The all-cash deal, worth approximately $109 million, will allow Wheels Up to add 18 locations across four continents and group charter, freight, and safety and security services to the Wheels Up marketplace portfolio.
In a statement announcing the deal, Wheels Up Chairman and CEO Kenny Dichter celebrated Air Partner’s 60-year history and called the acquisition “an excellent enhancement of our brand.”
Air Partner was founded in 1961 and grew to become a global aviation services company providing private jet, group, and freight charter and aviation safety and security solutions to industry, commerce, governments, and private individuals across civil and military organizations.
“Bringing these two teams together is a tremendous advantage as we work to reinvent the future of private travel,” Dichter said.

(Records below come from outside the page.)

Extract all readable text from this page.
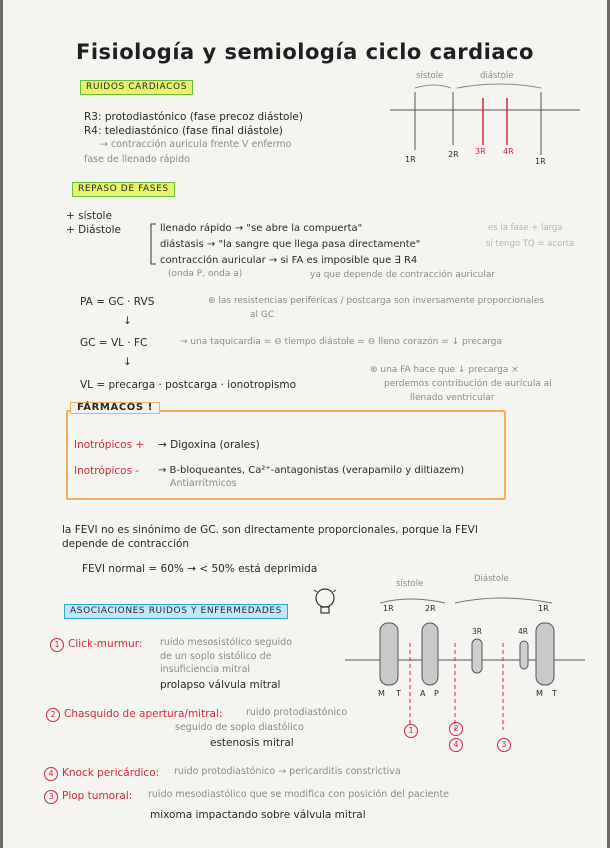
Fisiología y semiología ciclo cardiaco
RUIDOS CARDIACOS
R3: protodiastónico (fase precoz diástole)
R4: telediastónico (fase final diástole)
→ contracción auricula frente V enfermo
fase de llenado rápido
sístole	diástole
1R
2R 3R 4R
1R
REPASO DE FASES
+ sístole
+ Diástole	llenado rápido → "se abre la compuerta"
diástasis → "la sangre que llega pasa directamente"
contracción auricular → si FA es imposible que ∃ R4
(onda P, onda a)	ya que depende de contracción auricular
es la fase + larga
si tengo TQ = acorta
PA = GC · RVS	⊛ las resistencias periféricas / postcarga son inversamente proporcionales
al GC
↓
GC = VL · FC	→ una taquicardia = ⊖ tiempo diástole = ⊖ lleno corazón = ↓ precarga
↓
VL = precarga · postcarga · ionotropismo
⊛ una FA hace que ↓ precarga ×
perdemos contribución de aurícula al
llenado ventricular
FÁRMACOS !
Inotrópicos + → Digoxina (orales)
Inotrópicos - → B-bloqueantes, Ca²⁺-antagonistas (verapamilo y diltiazem)
Antiarrítmicos
la FEVI no es sinónimo de GC. son directamente proporcionales, porque la FEVI
depende de contracción
FEVI normal = 60% → < 50% está deprimida
ASOCIACIONES RUIDOS Y ENFERMEDADES
1 Click-murmur: ruido mesosistólico seguido
de un soplo sistólico de
insuficiencia mitral
prolapso válvula mitral
2 Chasquido de apertura/mitral: ruido protodiastónico
seguido de soplo diastólico
estenosis mitral
4 Knock pericárdico: ruido protodiastónico → pericarditis constrictiva
3 Plop tumoral: ruido mesodiastólico que se modifica con posición del paciente
mixoma impactando sobre válvula mitral
sístole	Diástole
1R	2R
3R	4R
1R
M T A P	M T
1	2
4	3
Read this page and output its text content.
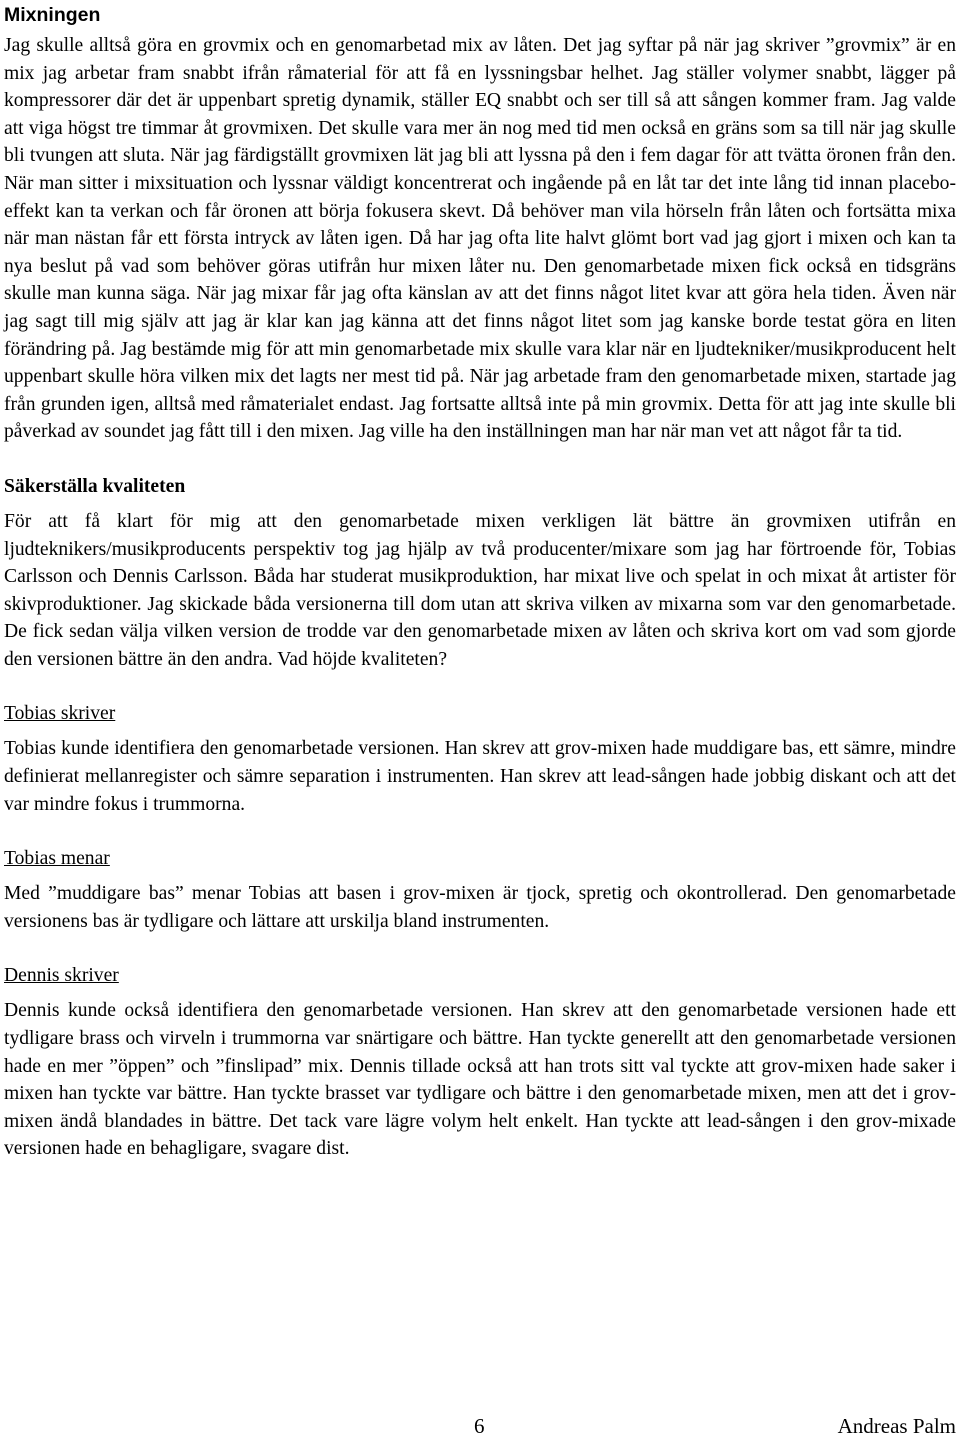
Mixningen

Jag skulle alltså göra en grovmix och en genomarbetad mix av låten. Det jag syftar på när jag skriver ”grovmix” är en mix jag arbetar fram snabbt ifrån råmaterial för att få en lyssningsbar helhet. Jag ställer volymer snabbt, lägger på kompressorer där det är uppenbart spretig dynamik, ställer EQ snabbt och ser till så att sången kommer fram. Jag valde att viga högst tre timmar åt grovmixen. Det skulle vara mer än nog med tid men också en gräns som sa till när jag skulle bli tvungen att sluta. När jag färdigställt grovmixen lät jag bli att lyssna på den i fem dagar för att tvätta öronen från den. När man sitter i mixsituation och lyssnar väldigt koncentrerat och ingående på en låt tar det inte lång tid innan placebo-effekt kan ta verkan och får öronen att börja fokusera skevt. Då behöver man vila hörseln från låten och fortsätta mixa när man nästan får ett första intryck av låten igen. Då har jag ofta lite halvt glömt bort vad jag gjort i mixen och kan ta nya beslut på vad som behöver göras utifrån hur mixen låter nu. Den genomarbetade mixen fick också en tidsgräns skulle man kunna säga. När jag mixar får jag ofta känslan av att det finns något litet kvar att göra hela tiden. Även när jag sagt till mig själv att jag är klar kan jag känna att det finns något litet som jag kanske borde testat göra en liten förändring på. Jag bestämde mig för att min genomarbetade mix skulle vara klar när en ljudtekniker/musikproducent helt uppenbart skulle höra vilken mix det lagts ner mest tid på. När jag arbetade fram den genomarbetade mixen, startade jag från grunden igen, alltså med råmaterialet endast. Jag fortsatte alltså inte på min grovmix. Detta för att jag inte skulle bli påverkad av soundet jag fått till i den mixen. Jag ville ha den inställningen man har när man vet att något får ta tid.

Säkerställa kvaliteten

För att få klart för mig att den genomarbetade mixen verkligen lät bättre än grovmixen utifrån en ljudteknikers/musikproducents perspektiv tog jag hjälp av två producenter/mixare som jag har förtroende för, Tobias Carlsson och Dennis Carlsson. Båda har studerat musikproduktion, har mixat live och spelat in och mixat åt artister för skivproduktioner. Jag skickade båda versionerna till dom utan att skriva vilken av mixarna som var den genomarbetade. De fick sedan välja vilken version de trodde var den genomarbetade mixen av låten och skriva kort om vad som gjorde den versionen bättre än den andra. Vad höjde kvaliteten?

Tobias skriver

Tobias kunde identifiera den genomarbetade versionen. Han skrev att grov-mixen hade muddigare bas, ett sämre, mindre definierat mellanregister och sämre separation i instrumenten. Han skrev att lead-sången hade jobbig diskant och att det var mindre fokus i trummorna.

Tobias menar

Med ”muddigare bas” menar Tobias att basen i grov-mixen är tjock, spretig och okontrollerad. Den genomarbetade versionens bas är tydligare och lättare att urskilja bland instrumenten.

Dennis skriver

Dennis kunde också identifiera den genomarbetade versionen. Han skrev att den genomarbetade versionen hade ett tydligare brass och virveln i trummorna var snärtigare och bättre. Han tyckte generellt att den genomarbetade versionen hade en mer ”öppen” och ”finslipad” mix. Dennis tillade också att han trots sitt val tyckte att grov-mixen hade saker i mixen han tyckte var bättre. Han tyckte brasset var tydligare och bättre i den genomarbetade mixen, men att det i grov-mixen ändå blandades in bättre. Det tack vare lägre volym helt enkelt. Han tyckte att lead-sången i den grov-mixade versionen hade en behagligare, svagare dist.

6	Andreas Palm
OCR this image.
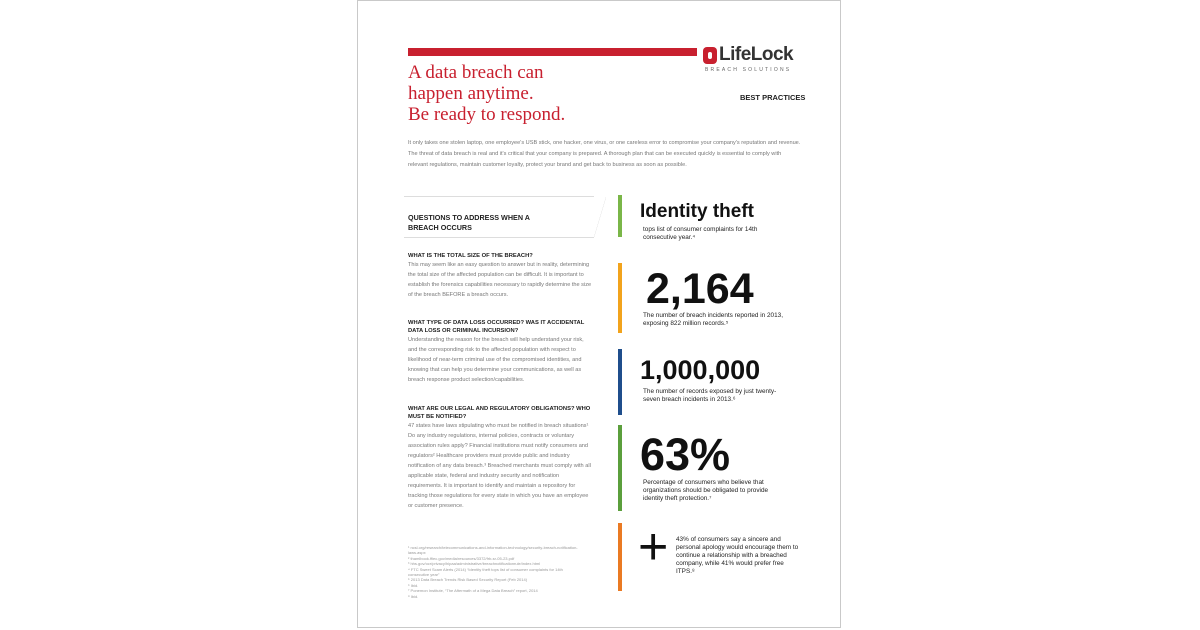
A data breach can
happen anytime.
Be ready to respond.
LifeLock
BREACH SOLUTIONS
BEST PRACTICES

It only takes one stolen laptop, one employee's USB stick, one hacker, one virus, or one careless error to compromise your company's reputation and revenue. The threat of data breach is real and it's critical that your company is prepared. A thorough plan that can be executed quickly is essential to comply with relevant regulations, maintain customer loyalty, protect your brand and get back to business as soon as possible.

QUESTIONS TO ADDRESS WHEN A BREACH OCCURS

WHAT IS THE TOTAL SIZE OF THE BREACH?

This may seem like an easy question to answer but in reality, determining the total size of the affected population can be difficult. It is important to establish the forensics capabilities necessary to rapidly determine the size of the breach BEFORE a breach occurs.

WHAT TYPE OF DATA LOSS OCCURRED? WAS IT ACCIDENTAL DATA LOSS OR CRIMINAL INCURSION?

Understanding the reason for the breach will help understand your risk, and the corresponding risk to the affected population with respect to likelihood of near-term criminal use of the compromised identities, and knowing that can help you determine your communications, as well as breach response product selection/capabilities.

WHAT ARE OUR LEGAL AND REGULATORY OBLIGATIONS? WHO MUST BE NOTIFIED?

47 states have laws stipulating who must be notified in breach situations¹ Do any industry regulations, internal policies, contracts or voluntary association rules apply? Financial institutions must notify consumers and regulators² Healthcare providers must provide public and industry notification of any data breach.³ Breached merchants must comply with all applicable state, federal and industry security and notification requirements. It is important to identify and maintain a repository for tracking those regulations for every state in which you have an employee or customer presence.

¹ ncsl.org/research/telecommunications-and-information-technology/security-breach-notification-laws.aspx
² thamlbook.ffiec.gov/media/resources/3372/frb-sr-05-23.pdf
³ hhs.gov/ocr/privacy/hipaa/administrative/breachnotificationrule/index.html
⁴ FTC Sweet Scam Alerts (2014) “Identity theft tops list of consumer complaints for 14th consecutive year”
⁵ 2013 Data Breach Trends Risk Based Security Report (Feb 2014)
⁶ Ibid.
⁷ Ponemon Institute, “The Aftermath of a Mega Data Breach” report, 2014
⁸ Ibid.
Identity theft
tops list of consumer complaints for 14th consecutive year.⁴
2,164
The number of breach incidents reported in 2013, exposing 822 million records.⁵
1,000,000
The number of records exposed by just twenty-seven breach incidents in 2013.⁶
63%
Percentage of consumers who believe that organizations should be obligated to provide identity theft protection.⁷
+ 43% of consumers say a sincere and personal apology would encourage them to continue a relationship with a breached company, while 41% would prefer free ITPS.⁸
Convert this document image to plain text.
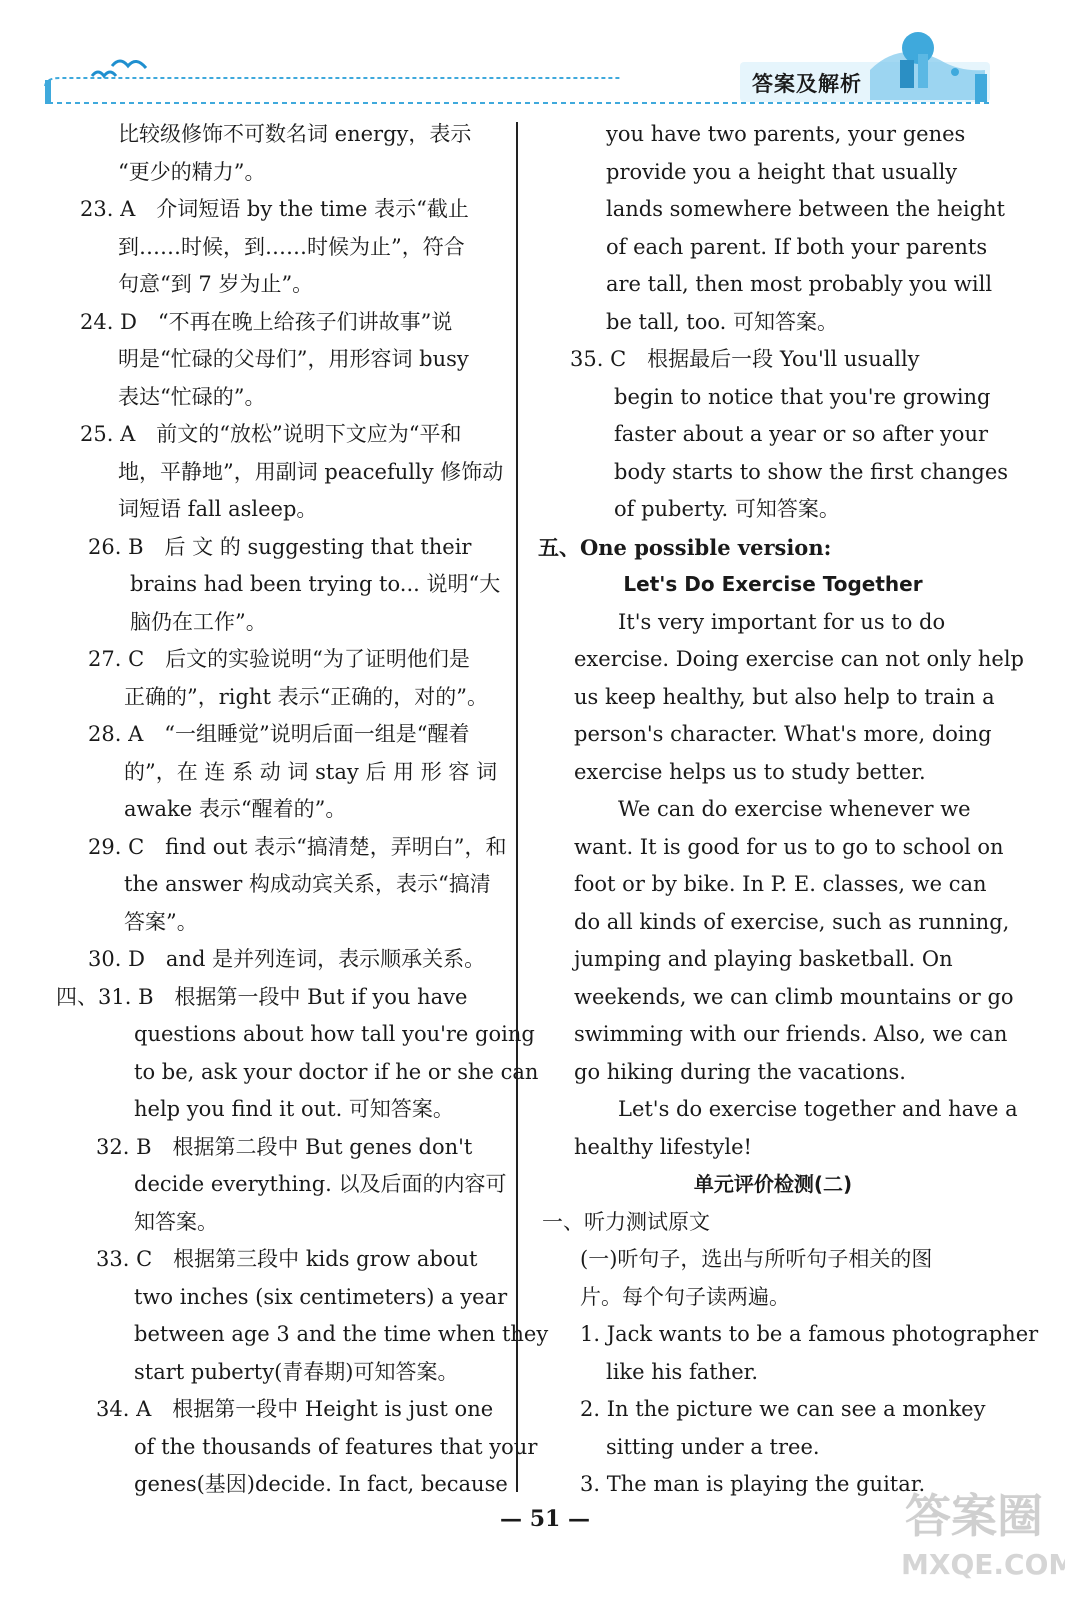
答案及解析
比较级修饰不可数名词 energy，表示
“更少的精力”。
23. A　介词短语 by the time 表示“截止
到……时候，到……时候为止”，符合
句意“到 7 岁为止”。
24. D　“不再在晚上给孩子们讲故事”说
明是“忙碌的父母们”，用形容词 busy
表达“忙碌的”。
25. A　前文的“放松”说明下文应为“平和
地，平静地”，用副词 peacefully 修饰动
词短语 fall asleep。
26. B　后 文 的 suggesting that their
brains had been trying to... 说明“大
脑仍在工作”。
27. C　后文的实验说明“为了证明他们是
正确的”，right 表示“正确的，对的”。
28. A　“一组睡觉”说明后面一组是“醒着
的”，在 连 系 动 词 stay 后 用 形 容 词
awake 表示“醒着的”。
29. C　find out 表示“搞清楚，弄明白”，和
the answer 构成动宾关系，表示“搞清
答案”。
30. D　and 是并列连词，表示顺承关系。
四、31. B　根据第一段中 But if you have
questions about how tall you're going
to be, ask your doctor if he or she can
help you find it out. 可知答案。
32. B　根据第二段中 But genes don't
decide everything. 以及后面的内容可
知答案。
33. C　根据第三段中 kids grow about
two inches (six centimeters) a year
between age 3 and the time when they
start puberty(青春期)可知答案。
34. A　根据第一段中 Height is just one
of the thousands of features that your
genes(基因)decide. In fact, because
you have two parents, your genes
provide you a height that usually
lands somewhere between the height
of each parent. If both your parents
are tall, then most probably you will
be tall, too. 可知答案。
35. C　根据最后一段 You'll usually
begin to notice that you're growing
faster about a year or so after your
body starts to show the first changes
of puberty. 可知答案。
五、One possible version:
Let's Do Exercise Together
It's very important for us to do
exercise. Doing exercise can not only help
us keep healthy, but also help to train a
person's character. What's more, doing
exercise helps us to study better.
We can do exercise whenever we
want. It is good for us to go to school on
foot or by bike. In P. E. classes, we can
do all kinds of exercise, such as running,
jumping and playing basketball. On
weekends, we can climb mountains or go
swimming with our friends. Also, we can
go hiking during the vacations.
Let's do exercise together and have a
healthy lifestyle!
单元评价检测(二)
一、听力测试原文
(一)听句子，选出与所听句子相关的图
片。每个句子读两遍。
1. Jack wants to be a famous photographer
like his father.
2. In the picture we can see a monkey
sitting under a tree.
3. The man is playing the guitar.
— 51 —	答案圈
MXQE.COM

The deal will also allow Wheels Up to expand its offerings to international customers, which is positive after analysts questioned how big Wheels Up’s customer-based might be.
As for synergy across the companies, all of the Air Partners leadership team, including CEO Mark Briffa, will continue in their roles. Eventually, Wheels Up will consolidate the Air Partners brands under its unified operations. Air Partners will keep its headquarters in Gatwick in the U.K. Meanwhile, the Air Partners subsidiary brands will maintain their operations under the Wheels Up umbrella.
In a statement, Briffa said his company’s stockholder’s reaction to the deal has been “overwhelmingly positive.”
Air Partner had a healthy business going into the deal. When the company reported its half-year results for the first half of 2021, the company said deposits for jet cards were 12.5 percent more than in the same period in 2019. In the U.S. market, deposits were up 229 percent due to strong demand for private, on-demand travel.
Meanwhile, in March, Wheels Up said in its fourth-quarter earnings report that its 2021’s fourth-quarter revenue rose 64 percent as its active membership grew to 12,543.